Voya plans to provide further details on the transaction during its second-quarter 2022 earnings call on Wednesday, Aug. 3, 2022.
Goldman Sachs & Co. LLC is serving as financial advisor and Cleary Gottlieb Steen & Hamilton LLP is serving as legal counsel to Voya in connection with this transaction. PJT Partners and BMO Capital Markets are also providing advisory services in connection with the transaction.
About Voya Financial®
Voya Financial, Inc. (NYSE: VOYA), is a leading health, wealth and investment company that provides products, solutions and technologies that help Americans become well planned, well invested and well protected. Serving the needs of 14.3 million individual, workplace and institutional clients, Voya has approximately 6,000 employees and had $707 billion in total assets under management and administration as of March 31, 2022. Certified as a “Great Place to Work” by the Great Place to Work® Institute, Voya is purpose-driven and is equally committed to conducting business in a way that is socially, environmentally, economically and ethically responsible. Voya has earned recognition as: one of the World’s Most Ethical Companies® by the Ethisphere Institute; a member of the Bloomberg Gender-Equality Index; and a “Best Place to Work for Disability Inclusion” on the Disability Equality Index. For more information, visit voya.com. Follow Voya Financial on Facebook, LinkedIn and Twitter @Voya.
Forward-Looking and Other Cautionary Statements
This press release contains forward-looking statements within the meaning of the Private Securities Litigation Reform Act of 1995. The company does not assume any obligation to revise or update these statements to reflect new information, subsequent events or changes in strategy. Forward-looking statements include statements relating to future developments in our business or expectations for our future financial performance and any statement not involving a historical fact. Forward-looking statements use words such as “anticipate,” “believe,” “estimate,” “expect,” “intend,” “plan,” and other words and terms of similar meaning in connection with a discussion of future operating or financial performance.
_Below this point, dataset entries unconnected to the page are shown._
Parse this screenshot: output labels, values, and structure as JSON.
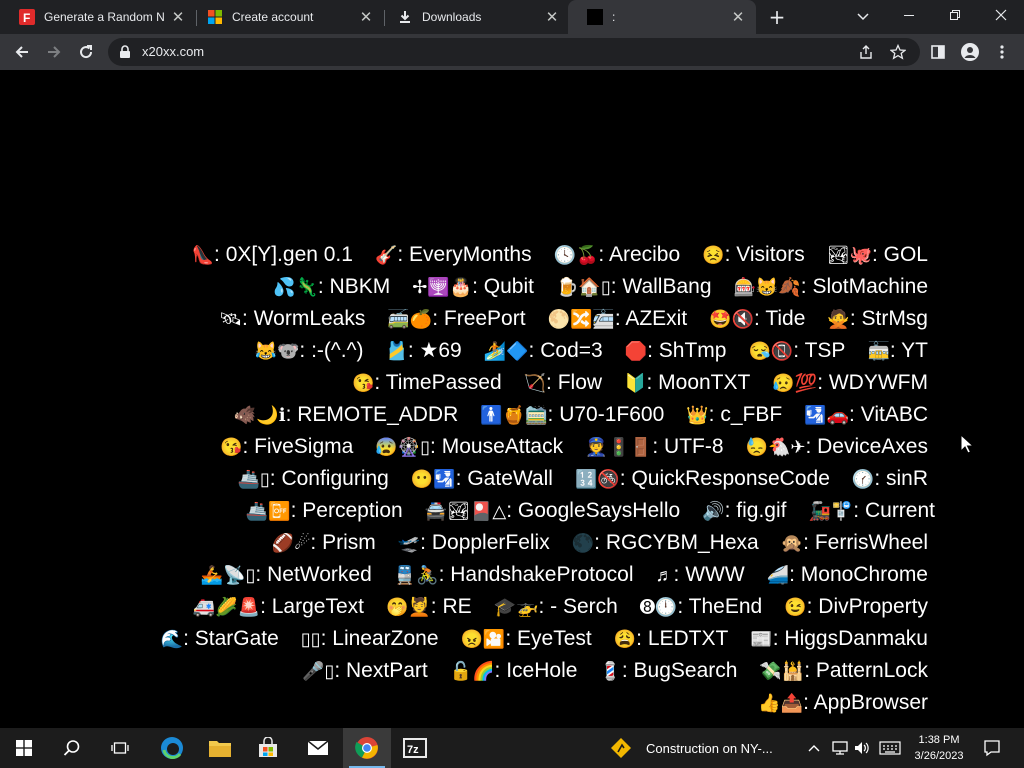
{
  "browser": {
    "tabs": [
      {
        "title": "Generate a Random Na",
        "favicon": "letter-f-icon",
        "favicon_color": "#e02b2b"
      },
      {
        "title": "Create account",
        "favicon": "microsoft-logo-icon"
      },
      {
        "title": "Downloads",
        "favicon": "download-icon"
      },
      {
        "title": ":",
        "favicon": "black-square-icon",
        "active": true
      }
    ],
    "url": "x20xx.com"
  },
  "page": {
    "lines": [
      [
        [
          "👠",
          "0X[Y].gen 0.1"
        ],
        [
          "🎸",
          "EveryMonths"
        ],
        [
          "🕓🍒",
          "Arecibo"
        ],
        [
          "😣",
          "Visitors"
        ],
        [
          "🏞🐙",
          "GOL"
        ]
      ],
      [
        [
          "💦🦎",
          "NBKM"
        ],
        [
          "✢🕎🎂",
          "Qubit"
        ],
        [
          "🍺🏠▯",
          "WallBang"
        ],
        [
          "🎰😸🍂",
          "SlotMachine"
        ]
      ],
      [
        [
          "🛰",
          "WormLeaks"
        ],
        [
          "🚎🍊",
          "FreePort"
        ],
        [
          "🌕🔀🚈",
          "AZExit"
        ],
        [
          "🤩🔇",
          "Tide"
        ],
        [
          "🙅",
          "StrMsg"
        ]
      ],
      [
        [
          "😹🐨",
          ":-(^.^)"
        ],
        [
          "🎽",
          "★69"
        ],
        [
          "🏄🔷",
          "Cod=3"
        ],
        [
          "🛑",
          "ShTmp"
        ],
        [
          "😪📵",
          "TSP"
        ],
        [
          "🚋",
          "YT"
        ]
      ],
      [
        [
          "😘",
          "TimePassed"
        ],
        [
          "🏹",
          "Flow"
        ],
        [
          "🔰",
          "MoonTXT"
        ],
        [
          "😥💯",
          "WDYWFM"
        ]
      ],
      [
        [
          "🐗🌙ℹ",
          "REMOTE_ADDR"
        ],
        [
          "🚹🍯🚞",
          "U70-1F600"
        ],
        [
          "👑",
          "c_FBF"
        ],
        [
          "🛂🚗",
          "VitABC"
        ]
      ],
      [
        [
          "😘",
          "FiveSigma"
        ],
        [
          "😰🎡▯",
          "MouseAttack"
        ],
        [
          "👮🚦🚪",
          "UTF-8"
        ],
        [
          "😓🐔✈",
          "DeviceAxes"
        ]
      ],
      [
        [
          "🚢▯",
          "Configuring"
        ],
        [
          "😶🛂",
          "GateWall"
        ],
        [
          "🔢🚳",
          "QuickResponseCode"
        ],
        [
          "🕜",
          "sinR"
        ]
      ],
      [
        [
          "🚢📴",
          "Perception"
        ],
        [
          "🚔🏞🎴△",
          "GoogleSaysHello"
        ],
        [
          "🔊",
          "fig.gif"
        ],
        [
          "🚂🚏",
          "Current"
        ]
      ],
      [
        [
          "🏈☄",
          "Prism"
        ],
        [
          "🛫",
          "DopplerFelix"
        ],
        [
          "🌑",
          "RGCYBM_Hexa"
        ],
        [
          "🙊",
          "FerrisWheel"
        ]
      ],
      [
        [
          "🚣📡▯",
          "NetWorked"
        ],
        [
          "🚆🚴",
          "HandshakeProtocol"
        ],
        [
          "♬",
          "WWW"
        ],
        [
          "🚄",
          "MonoChrome"
        ]
      ],
      [
        [
          "🚑🌽🚨",
          "LargeText"
        ],
        [
          "🤭💆",
          "RE"
        ],
        [
          "🎓🚁",
          "- Serch"
        ],
        [
          "➑🕛",
          "TheEnd"
        ],
        [
          "😉",
          "DivProperty"
        ]
      ],
      [
        [
          "🌊",
          "StarGate"
        ],
        [
          "▯▯",
          "LinearZone"
        ],
        [
          "😠🎦",
          "EyeTest"
        ],
        [
          "😩",
          "LEDTXT"
        ],
        [
          "📰",
          "HiggsDanmaku"
        ]
      ],
      [
        [
          "🎤▯",
          "NextPart"
        ],
        [
          "🔓🌈",
          "IceHole"
        ],
        [
          "💈",
          "BugSearch"
        ],
        [
          "💸🕌",
          "PatternLock"
        ]
      ],
      [
        [
          "👍📤",
          "AppBrowser"
        ]
      ]
    ]
  },
  "taskbar": {
    "icons": [
      "windows-start-icon",
      "search-icon",
      "task-view-icon",
      "edge-icon",
      "file-explorer-icon",
      "microsoft-store-icon",
      "mail-icon",
      "chrome-icon",
      "7zip-icon"
    ],
    "weather_text": "Construction on NY-...",
    "time": "1:38 PM",
    "date": "3/26/2023"
  }
}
Actual results, performance or events may differ materially from those projected in any forward-looking statement due to, among other things, (i) general economic conditions, particularly economic conditions in our core markets, (ii) performance of financial markets, (iii) the frequency and severity of insured loss events, (iv) the effects of natural or man-made disasters, including pandemic events and specifically the current COVID-19 pandemic event, (v) mortality and morbidity levels, (vi) persistency and lapse levels, (vii) interest rates, (viii) currency exchange rates, (ix) general competitive factors, (x) changes in laws and regulations, such as those relating to Federal taxation, state insurance regulations and NAIC regulations and guidelines, (xi) changes in the policies of governments and/or regulatory authorities, (xii) our ability to successfully manage the separation of our individual life business on the expected timeline and economic terms, and (xiii) our ability to realize the expected benefits from the transaction with AllianzGI. Factors that may cause actual results to differ from those in any forward-looking statement also include those described under “Risk Factors” and “Management’s Discussion and Analysis of Results of Operations and Financial Condition (“MD&A”) – Trends and Uncertainties” in our Annual Report on Form 10-K for the year ended Dec. 31, 2021, as filed with the Securities and Exchange Commission (“SEC”) on Feb. 22, 2022 and in our Quarterly Report on Form 10-Q for the three months ended March 31, 2022, filed with the SEC on May 5, 2022.